CHAPTER XCIII
Wherein our Hero comes into a Wide Heritage
Thesunny morning was well spent, but Noll was pacing restlessly up and down his little bedroom at the hotel. His breakfast, scarce tasted, lay on a tray at the foot of his bed. His design of finding Betty before he discovered himself to his own people threatened to be baulked; and defeat fretted his impatient will. So he paced—leopard-like—when there came a tap at his door, and the maid screamed through the panels that a gentleman waited upon him below.
When Noll, descending the stairs, entered the dingy sitting-room of the little hotel, an old gentleman rose to meet him; and Noll found himself in the presence of the best and most loyal friend his house knew, or was destined to know—the head of the legal firm of Overshaw.
“You must be Oliver Baddlesmere,” said the old lawyer—“you are so like your mother;” and the courtesies passed.
“I am the family lawyer,” said he simply. “Your mother told me you were in Paris—but in Paris I was given your address at Mr. Netherby Gomme’s here in town. I gathered therefore that you had reasons for your family not knowing your address.”
“Yes,” said Noll.
“I trust you have no engagements to-day, Mr. Noll.”
“I have a serious business, but it must wait a day if you can show me the reason for urgency,” said Noll. “For I am baffled, and have found no clue.
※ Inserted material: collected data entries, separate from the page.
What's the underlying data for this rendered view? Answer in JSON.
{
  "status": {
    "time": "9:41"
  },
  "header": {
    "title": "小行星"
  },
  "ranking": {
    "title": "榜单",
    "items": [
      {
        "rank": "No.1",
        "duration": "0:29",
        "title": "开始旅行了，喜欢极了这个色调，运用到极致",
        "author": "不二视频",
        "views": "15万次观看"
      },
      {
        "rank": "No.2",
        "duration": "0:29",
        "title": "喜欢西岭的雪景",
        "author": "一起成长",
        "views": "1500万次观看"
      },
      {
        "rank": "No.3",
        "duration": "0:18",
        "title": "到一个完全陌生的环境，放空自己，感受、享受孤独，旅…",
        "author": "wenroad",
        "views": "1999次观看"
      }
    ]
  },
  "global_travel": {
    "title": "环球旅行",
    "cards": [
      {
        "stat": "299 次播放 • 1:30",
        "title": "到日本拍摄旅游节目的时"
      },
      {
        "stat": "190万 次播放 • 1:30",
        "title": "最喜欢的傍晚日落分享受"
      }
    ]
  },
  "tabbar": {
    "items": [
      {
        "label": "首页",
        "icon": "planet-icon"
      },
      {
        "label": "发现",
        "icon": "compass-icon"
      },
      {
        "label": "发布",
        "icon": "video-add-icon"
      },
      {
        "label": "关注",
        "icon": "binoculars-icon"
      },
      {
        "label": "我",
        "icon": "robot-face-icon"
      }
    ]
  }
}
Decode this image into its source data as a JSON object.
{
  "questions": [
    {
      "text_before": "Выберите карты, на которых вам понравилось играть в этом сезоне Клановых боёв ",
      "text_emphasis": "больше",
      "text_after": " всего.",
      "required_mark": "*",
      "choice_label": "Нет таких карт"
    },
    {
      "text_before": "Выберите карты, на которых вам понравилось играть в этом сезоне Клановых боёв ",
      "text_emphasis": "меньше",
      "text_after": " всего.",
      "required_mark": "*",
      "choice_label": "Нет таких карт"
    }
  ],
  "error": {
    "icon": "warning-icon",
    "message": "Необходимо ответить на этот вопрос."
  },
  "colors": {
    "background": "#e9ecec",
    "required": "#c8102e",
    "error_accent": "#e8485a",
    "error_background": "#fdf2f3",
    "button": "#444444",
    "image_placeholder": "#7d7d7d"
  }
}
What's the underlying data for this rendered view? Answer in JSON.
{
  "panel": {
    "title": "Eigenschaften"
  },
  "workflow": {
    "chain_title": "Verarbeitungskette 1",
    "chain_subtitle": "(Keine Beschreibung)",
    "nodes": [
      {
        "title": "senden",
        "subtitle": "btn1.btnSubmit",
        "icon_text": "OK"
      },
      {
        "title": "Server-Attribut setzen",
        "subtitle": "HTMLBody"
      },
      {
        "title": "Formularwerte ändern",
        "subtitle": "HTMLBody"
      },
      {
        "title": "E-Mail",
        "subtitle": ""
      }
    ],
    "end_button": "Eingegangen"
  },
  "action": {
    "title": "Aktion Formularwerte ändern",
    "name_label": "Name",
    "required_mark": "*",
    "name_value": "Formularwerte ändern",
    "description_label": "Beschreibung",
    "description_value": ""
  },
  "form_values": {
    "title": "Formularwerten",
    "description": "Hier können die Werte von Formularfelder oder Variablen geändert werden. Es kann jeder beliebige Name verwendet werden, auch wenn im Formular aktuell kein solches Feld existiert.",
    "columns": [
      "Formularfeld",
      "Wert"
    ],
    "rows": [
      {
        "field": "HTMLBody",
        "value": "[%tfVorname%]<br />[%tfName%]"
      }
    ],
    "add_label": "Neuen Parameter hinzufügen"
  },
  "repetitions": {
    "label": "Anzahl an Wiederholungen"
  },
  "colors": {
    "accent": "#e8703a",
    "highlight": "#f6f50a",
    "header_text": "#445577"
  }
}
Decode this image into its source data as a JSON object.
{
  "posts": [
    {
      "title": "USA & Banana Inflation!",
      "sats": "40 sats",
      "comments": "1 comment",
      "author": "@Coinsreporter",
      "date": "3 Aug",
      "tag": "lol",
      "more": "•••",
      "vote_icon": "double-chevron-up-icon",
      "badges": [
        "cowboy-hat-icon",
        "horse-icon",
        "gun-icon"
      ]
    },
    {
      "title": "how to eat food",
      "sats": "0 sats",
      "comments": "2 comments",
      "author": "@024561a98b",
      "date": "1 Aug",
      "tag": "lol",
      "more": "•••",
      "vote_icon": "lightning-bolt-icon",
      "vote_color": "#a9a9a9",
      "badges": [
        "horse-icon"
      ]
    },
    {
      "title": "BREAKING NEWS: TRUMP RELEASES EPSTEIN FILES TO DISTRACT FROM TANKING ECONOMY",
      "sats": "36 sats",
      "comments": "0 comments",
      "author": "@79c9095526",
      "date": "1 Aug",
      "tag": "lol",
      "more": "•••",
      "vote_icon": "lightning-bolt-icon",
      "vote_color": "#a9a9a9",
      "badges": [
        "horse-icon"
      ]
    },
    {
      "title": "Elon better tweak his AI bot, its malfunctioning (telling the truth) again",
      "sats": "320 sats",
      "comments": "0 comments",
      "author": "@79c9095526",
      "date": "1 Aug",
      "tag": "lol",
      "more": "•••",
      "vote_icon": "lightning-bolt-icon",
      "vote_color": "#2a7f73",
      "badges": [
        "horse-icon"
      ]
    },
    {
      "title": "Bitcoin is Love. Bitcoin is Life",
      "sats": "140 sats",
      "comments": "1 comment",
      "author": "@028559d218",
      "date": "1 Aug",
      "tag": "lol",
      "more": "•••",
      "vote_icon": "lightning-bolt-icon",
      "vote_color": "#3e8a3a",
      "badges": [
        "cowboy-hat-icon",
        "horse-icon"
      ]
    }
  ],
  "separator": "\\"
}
I am baffled in a search. I have lost my wife,” he said simply—“and must find her.”
The old eyes grew serious, then twinkled.
“That is the first time I have heard a sentiment of duty from a Ffolliott—from the head of your house,” he said.... “And I am an old man.”
Noll went and looked out of the window:
“Why drag in the Ffolliotts?” he asked wearily.
“Your mother came into the title and estates three days ago,” said the lawyer.
There was a long pause.
At last Noll said hoarsely:
“I must find Betty.”
The old lawyer smiled inwardly.
Noll brooded for awhile:
“I shall suffocate in this dingy place,” said he. “Let us go out to St. James’s Park—we can talk there in the fresh air—and I love the place.”
They walked by Charing Cross and Pall Mall to St. James’s Park, and thus, and amidst the laughter of children, Noll heard that he had come near to the great responsibilities of his manhood.
The grassy place about him teemed with sweet associations of Betty; and his mind kept straying away from the recital of his fortune and the duties that had come to him to the rustle of sweet-scented ghostly skirts that swept the grass and the fragrance of a girl’s dainty being. And the old lawyer, shrewd man of the world, suspected it, and was glad of it....
The old gentleman arose, and put his last questions:
“Oh, another point, before we part—your cousin wronged a young girl—indeed, he wronged several—and deserted them. What do you wish to be done?”
He looked keenly at the young fellow before him.
“I, as my mother will do, accept the burdens of my heritage with the honours,” said the young fellow—“the debts with the credit.” He smiled faintly. “I am afraid I am not a man of fashion.”
“You wish the girl provided for?”
Noll nodded:
“It is only in common honour,” he said. “I wish I could wholly blot out the damage. My—wife—would have had it so.”
The old gentleman put his hand on the young fellow’s shoulder:
“Oliver,” said he—“you are bringing more to your house than it is bringing to you.... Good-bye!”